Coreaner Price has been with Families as Allies longer than anyone else at the organization. Before working with Families as Allies, she worked at Wal-mart and didn’t really expect to have a career in the non-profit or mental health world.
But her child was having behavioral issues at school, and she wanted to be part of the solution.
“The school had me on speed dial,” she said. “I didn’t know anything about ADHD, ODD. I didn’t know anything about mental health.” Price, at the time, lived in a rural community, where people thought of mental health as a “hush, hush” issue—something that people didn’t talk about outside of the home.
“My children started under a six-year grant with Community Cares, and through them, I was introduced to Families as Allies,” Price said. “It was an eye-opener. I felt like I wasn’t going to be judged.”
Through Families as Allies, Price came to understand the concept of family-driven practice; the central idea being that families know what is best for their children and that families need to be the decisionmakers in their children’s mental health journey.
“So many times, families are given a plan they have no role in making,” she said. “Family-driven practice means getting providers to understand that while they may have the expertise through book knowledge, the families are the experts on their own children.”
Price began as a contractor for Families as Allies in 2006 and went full-time in 2008. Since then, she’s been working with parents and families directly, sometimes helping them get the resources they need to become more empowered in their children’s plans, and at other times just lending an ear.

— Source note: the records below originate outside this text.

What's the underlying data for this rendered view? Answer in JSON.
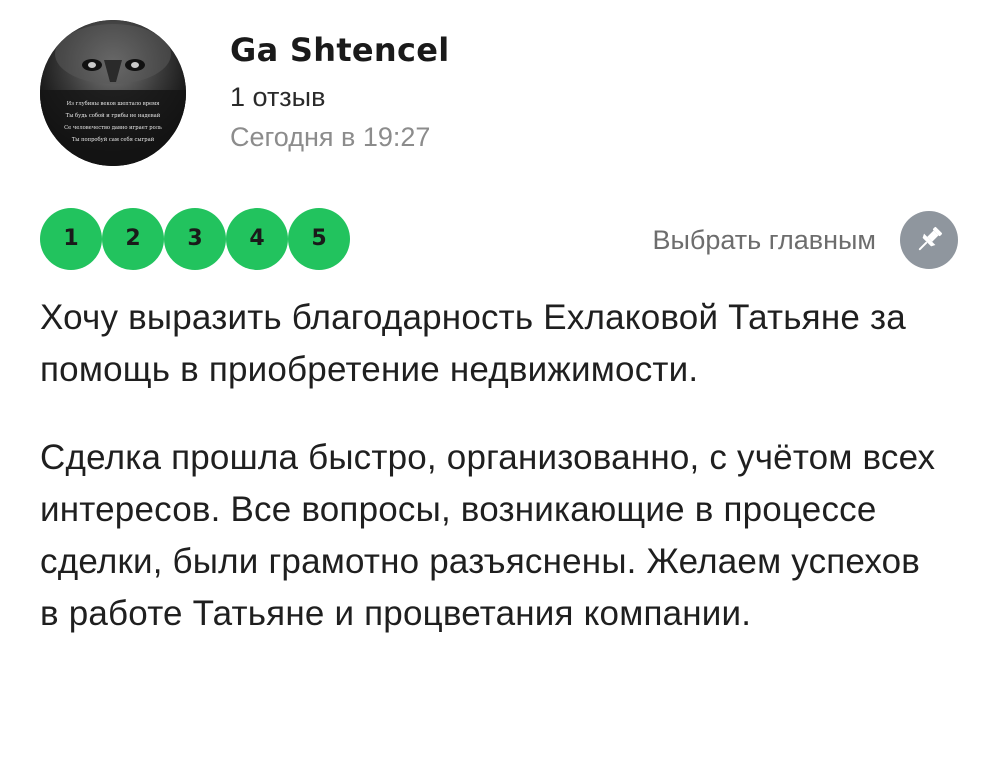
{
  "review": {
    "author_name": "Ga Shtencel",
    "review_count": "1 отзыв",
    "date": "Сегодня в 19:27",
    "avatar_lines": [
      "Из глубины веков шептало время",
      "Ты будь собой и грибы не надевай",
      "Се человечество давно играет роль",
      "Ты попробуй сам себя сыграй"
    ],
    "rating_labels": [
      "1",
      "2",
      "3",
      "4",
      "5"
    ],
    "rating_value": 5,
    "rating_color": "#22c35e",
    "pick_main_label": "Выбрать главным",
    "pin_icon": "pushpin-icon",
    "paragraphs": [
      "Хочу выразить благодарность Ехлаковой Татьяне за помощь в приобретение недвижимости.",
      "Сделка прошла быстро, организованно, с учётом всех интересов. Все вопросы, возникающие в процессе сделки, были грамотно разъяснены. Желаем успехов в работе Татьяне и процветания компании."
    ]
  }
}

She also likes to connect a new family to other families so they can support one another directly and share their stories, experiences, and solutions.
Price trains providers on family-driven practice and says it can be hard to shift their mindset at times. “We have to constantly reintroduce family-driven practice to them,” she said. “Change is hard; if you’re used to doing it one way and someone comes in to try to get you to shift behavior—it’s like you’re used to driving the car, and now you’re being asked to let the families drive.”
Price says it’s essential that families know they have a support system if they have a child who is experiencing behavioral or mental health challenges.
“The happy moment in my work is when I’ve been supporting a family, and they’re able to run an IEP meeting without any assistance,” she said. “Or they move out of state and call you to tell you they were able to advocate for their child on their own.”
She said another success is when families go from being shy when you first meet them to being leaders in those same systems that they used to fear worked against them. “They go through leadership training, and they’re ready to sit in a group or on a board.”
“It’s like the ‘Little Engine that Could,’ when you go from ‘I think I can’ to ‘I know I can,'” she said. “It’s good seeing that empowerment in them that they can do it.”